Job Cluster with Continuous Trigger Type: Is Frequent Restart Required?

Pramod_G
New Contributor II

Hi All,

I have a job continuously processing IoT data. The workflow reads data from Azure Event Hub and inserts it into the Databricks bronze layer. From there, the data is read, processed, validated, and inserted into the Databricks silver layer. The job uses a job cluster with a continuous trigger type.

My job is failing once in a month with the error message “Cluster xxxx-221053-xxxxxxxx became unusable during the run since the driver became unhealthy.

The support team has suggested implementing a frequent (weekly) restart of the streaming job to prevent such issues. To enable automatic restarts, I would need to create a time-triggered job that restarts the continuous job weekly using Databricks APIs.

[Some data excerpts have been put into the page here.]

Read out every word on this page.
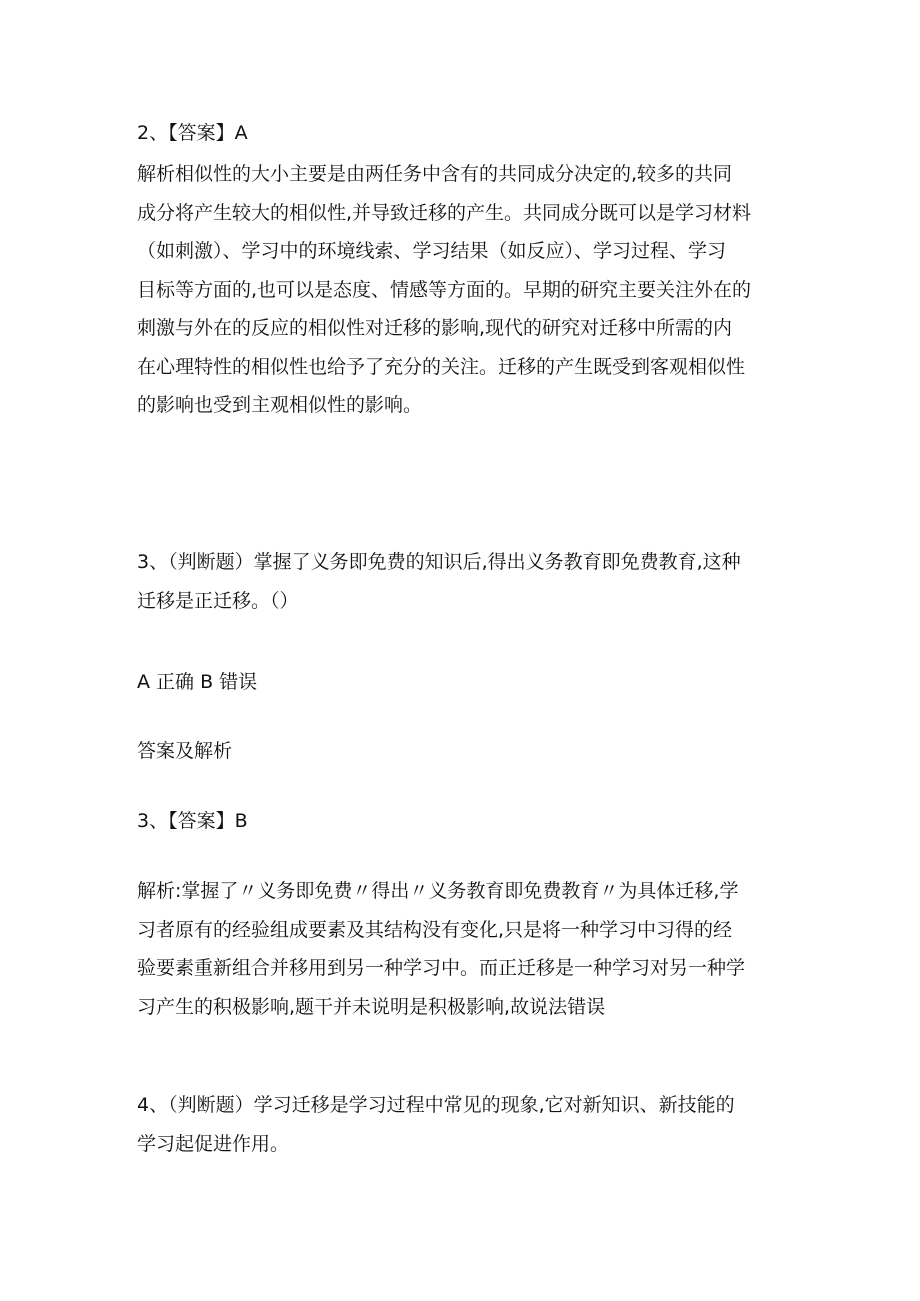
2、【答案】A
解析相似性的大小主要是由两任务中含有的共同成分决定的,较多的共同
成分将产生较大的相似性,并导致迁移的产生。共同成分既可以是学习材料
（如刺激）、学习中的环境线索、学习结果（如反应）、学习过程、学习
目标等方面的,也可以是态度、情感等方面的。早期的研究主要关注外在的
刺激与外在的反应的相似性对迁移的影响,现代的研究对迁移中所需的内
在心理特性的相似性也给予了充分的关注。迁移的产生既受到客观相似性
的影响也受到主观相似性的影响。
3、（判断题）掌握了义务即免费的知识后,得出义务教育即免费教育,这种
迁移是正迁移。（）
A 正确 B 错误
答案及解析
3、【答案】B
解析:掌握了〃义务即免费〃得出〃义务教育即免费教育〃为具体迁移,学
习者原有的经验组成要素及其结构没有变化,只是将一种学习中习得的经
验要素重新组合并移用到另一种学习中。而正迁移是一种学习对另一种学
习产生的积极影响,题干并未说明是积极影响,故说法错误
4、（判断题）学习迁移是学习过程中常见的现象,它对新知识、新技能的
学习起促进作用。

Is there any alternative solution that allows me to process live streaming data without requiring periodic restarts?

Alberto_Umana
Databricks Employee
Databricks Employee

Hi @Pramod_G,

To better suggest, we would need to understand the reason why the driver became unhealthy first. You can DIM cluster and region details I can try to check. From Spark Metrics, are there any resources issues?

sent you cluster details and region- DIM.

Walter_C
Databricks Employee
Databricks Employee

How are you ingesting the data? Are you using the Delta Live Table mechanism - https://docs.databricks.com/en/delta-live-tables/index.html?

Pramod_G
New Contributor II

yes, I am using spark session, readstream and writestream on delta table.